I had a condensing boiler installed last year and everything seems fine so far. I understand that condensing boilers reach maximum efficiency when they run for prolonged periods....better to heat water at a low temperature over a longer period. In this light, are condensing boilers more efficient as the temperature drops since they should be on for longer periods?
My boiler is controlled by an outdoor thermostat and the pumps are controlled seperately through the indoor thermostat. That is, I set the indoor thermostat to 73 and until the temperature reaches 73 the pumps won't shut off but the boiler may be on or off. Is this a good way of opearting the system?

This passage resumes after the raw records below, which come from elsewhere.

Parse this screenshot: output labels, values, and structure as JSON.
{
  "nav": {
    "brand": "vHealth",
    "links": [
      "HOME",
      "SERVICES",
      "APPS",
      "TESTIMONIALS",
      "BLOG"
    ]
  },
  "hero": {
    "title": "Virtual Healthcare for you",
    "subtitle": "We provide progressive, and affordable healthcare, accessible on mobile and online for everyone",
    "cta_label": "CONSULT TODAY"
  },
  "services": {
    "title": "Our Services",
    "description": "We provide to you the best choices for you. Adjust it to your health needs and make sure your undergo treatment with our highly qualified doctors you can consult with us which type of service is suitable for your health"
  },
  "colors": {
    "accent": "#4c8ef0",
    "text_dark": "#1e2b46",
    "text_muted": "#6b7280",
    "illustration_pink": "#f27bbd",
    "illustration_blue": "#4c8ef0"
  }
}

I did read your other posts about this system. I'm not quite sure I understand what you're meaning by the boiler is controlled by the outdoor thermostat. If you mean the boiler output temp is controlled by the outdoor temp, then ok, this is the outdoor reset function. As far as the boiler cycling on and off when the thermostat is still calling for heat.... it could mean that the input of the boiler can not modulate down far enough to match the heat loss of the zone(s) being heated. In this case the boiler will cycle on and off until the zone thermostat is satisfied.
As far as if this is a good way of operating the system.... It's the way it's operating and if everything is set up right it may just come down to the minimum firing rate of the boiler is still too much input for what your smallest load can use.

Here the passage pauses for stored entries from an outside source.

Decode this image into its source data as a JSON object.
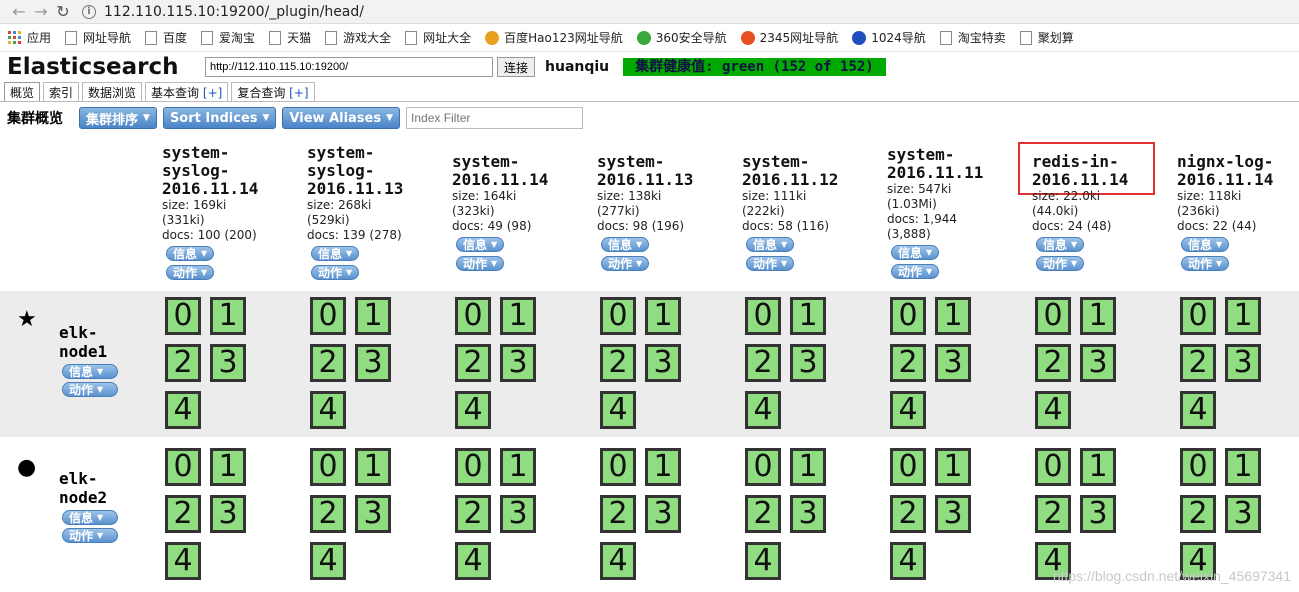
{
  "browser": {
    "url": "112.110.115.10:19200/_plugin/head/"
  },
  "bookmarks": [
    {
      "label": "应用",
      "icon": "apps-grid-icon"
    },
    {
      "label": "网址导航",
      "icon": "page-icon"
    },
    {
      "label": "百度",
      "icon": "page-icon"
    },
    {
      "label": "爱淘宝",
      "icon": "page-icon"
    },
    {
      "label": "天猫",
      "icon": "page-icon"
    },
    {
      "label": "游戏大全",
      "icon": "page-icon"
    },
    {
      "label": "网址大全",
      "icon": "page-icon"
    },
    {
      "label": "百度Hao123网址导航",
      "icon": "hao123-icon"
    },
    {
      "label": "360安全导航",
      "icon": "360-icon"
    },
    {
      "label": "2345网址导航",
      "icon": "2345-icon"
    },
    {
      "label": "1024导航",
      "icon": "1024-icon"
    },
    {
      "label": "淘宝特卖",
      "icon": "page-icon"
    },
    {
      "label": "聚划算",
      "icon": "page-icon"
    }
  ],
  "header": {
    "title": "Elasticsearch",
    "connect_url": "http://112.110.115.10:19200/",
    "connect_label": "连接",
    "cluster_name": "huanqiu",
    "health": "集群健康值: green (152 of 152)"
  },
  "tabs": [
    {
      "label": "概览",
      "plus": ""
    },
    {
      "label": "索引",
      "plus": ""
    },
    {
      "label": "数据浏览",
      "plus": ""
    },
    {
      "label": "基本查询",
      "plus": "[+]"
    },
    {
      "label": "复合查询",
      "plus": "[+]"
    }
  ],
  "toolbar": {
    "title": "集群概览",
    "sort_cluster": "集群排序",
    "sort_indices": "Sort Indices",
    "view_aliases": "View Aliases",
    "filter_placeholder": "Index Filter"
  },
  "pill_labels": {
    "info": "信息",
    "action": "动作"
  },
  "indices": [
    {
      "name": "system-\nsyslog-\n2016.11.14",
      "size": "size: 169ki",
      "size2": "(331ki)",
      "docs": "docs: 100 (200)",
      "docs2": ""
    },
    {
      "name": "system-\nsyslog-\n2016.11.13",
      "size": "size: 268ki",
      "size2": "(529ki)",
      "docs": "docs: 139 (278)",
      "docs2": ""
    },
    {
      "name": "system-\n2016.11.14",
      "size": "size: 164ki",
      "size2": "(323ki)",
      "docs": "docs: 49 (98)",
      "docs2": ""
    },
    {
      "name": "system-\n2016.11.13",
      "size": "size: 138ki",
      "size2": "(277ki)",
      "docs": "docs: 98 (196)",
      "docs2": ""
    },
    {
      "name": "system-\n2016.11.12",
      "size": "size: 111ki",
      "size2": "(222ki)",
      "docs": "docs: 58 (116)",
      "docs2": ""
    },
    {
      "name": "system-\n2016.11.11",
      "size": "size: 547ki",
      "size2": "(1.03Mi)",
      "docs": "docs: 1,944",
      "docs2": "(3,888)"
    },
    {
      "name": "redis-in-\n2016.11.14",
      "size": "size: 22.0ki",
      "size2": "(44.0ki)",
      "docs": "docs: 24 (48)",
      "docs2": ""
    },
    {
      "name": "nignx-log-\n2016.11.14",
      "size": "size: 118ki",
      "size2": "(236ki)",
      "docs": "docs: 22 (44)",
      "docs2": ""
    }
  ],
  "nodes": [
    {
      "name": "elk-\nnode1",
      "marker": "★",
      "marker_icon": "star-icon"
    },
    {
      "name": "elk-\nnode2",
      "marker": "●",
      "marker_icon": "circle-icon"
    }
  ],
  "shard_labels": [
    "0",
    "1",
    "2",
    "3",
    "4"
  ],
  "watermark": "https://blog.csdn.net/weixin_45697341",
  "colors": {
    "shard_fill": "#90dc80",
    "health_bg": "#00aa00",
    "highlight": "#e03030"
  }
}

I'll describe the system a bit.
The boiler is a slant-fin NG B200. There are 2 zones. One zone does just the basement, the other does the rest of the house. Each zone has its own thermostat.

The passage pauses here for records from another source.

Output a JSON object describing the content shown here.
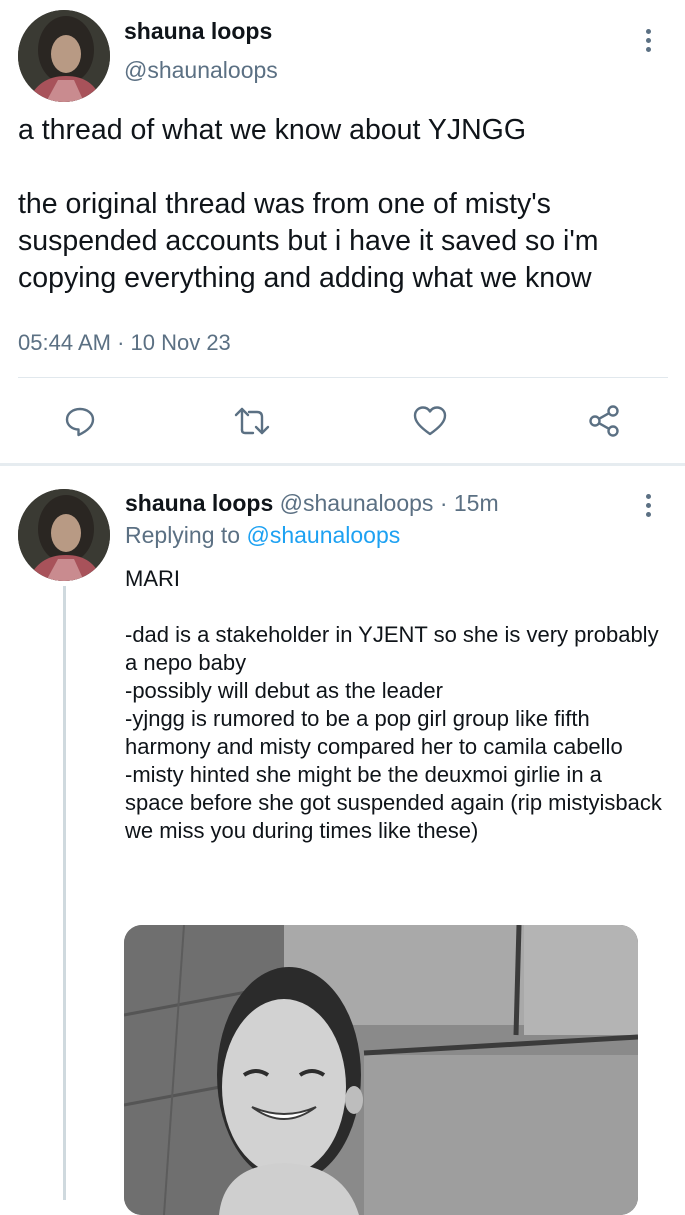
{
  "main_tweet": {
    "display_name": "shauna loops",
    "handle": "@shaunaloops",
    "paragraph_1": "a thread of what we know about YJNGG",
    "paragraph_2": "the original thread was from one of misty's suspended accounts but i have it saved so i'm copying everything and adding what we know",
    "timestamp": "05:44 AM · 10 Nov 23",
    "actions": [
      "reply-icon",
      "retweet-icon",
      "like-icon",
      "share-icon"
    ]
  },
  "reply_tweet": {
    "display_name": "shauna loops",
    "handle_time": "@shaunaloops · 15m",
    "replying_prefix": "Replying to",
    "replying_mention": "@shaunaloops",
    "heading": "MARI",
    "lines": [
      "-dad is a stakeholder in YJENT so she is very probably a nepo baby",
      "-possibly will debut as the leader",
      "-yjngg is rumored to be a pop girl group like fifth harmony and misty compared her to camila cabello",
      "-misty hinted she might be the deuxmoi girlie in a space before she got suspended again (rip mistyisback we miss you during times like these)"
    ]
  },
  "colors": {
    "text": "#0f1419",
    "secondary": "#5b7083",
    "link": "#1da1f2",
    "divider": "#e1e8ed"
  }
}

The boiler has an outdoor reset so the water temperature is relative to the outside air temperature. The thermostats control the pumps to their respective zones but do nothing to the boiler. So, I have both zones set to 73*. Until the thermostats read 73 the pumps will continue to pump. When the temperature reaches 73 the pumps stop but the boiler may still run depending on the outdoor air temperature.
In short, boiler temperature controlled by outdoor thermostat, pumps controlled by indoor thermostat.
My original intention was to run the system 100% from the outdoor reset to maximize efficiency. The problem is that the installers configured it for the indoor thermostats, not the outdoor reset. I tried to use outdoor reset alone and leave out the indoor thermostats but when I did that the boiler would run but no hot water would pump.
I imagine to run it purely as outdoor reset I would have to hard-wire the pumps to the boiler so when the boiler runs the pumps run. I wasn't prepared to mess with the boiler wiring so I decided to just set the indoor temperature with the thermostats and the boiler water temperature with the outdoor reset.
I think the cycling of the boiler was an old problem. That was part of the reason why I switched to the outdoor reset. I also had some plumbing problems I straightened out: I think the manifold couldn't flow enough to feed these two 4 inch trunk lines that ran to the far end of the house. Because of this I believe water was not flowing there but was short-looping back to the boiler. Essentially the newly heated water was skipping radiators and flowing directly back into the boiler. I fixed this by adding a T-fitting before the manifold and feeding these trunk lines directly. After I did that the radiators on the trunk lines functioned perfectly and the boiler would no longer peg at 180* all the time.
Now the boiler seems to run almost continuously (which I believe is a good thing). With the cold weather upon us it is rare to not see the boiler's thin white exhaust.
If not over sized, they are very efficient in mild temps, since the return water is even cooler.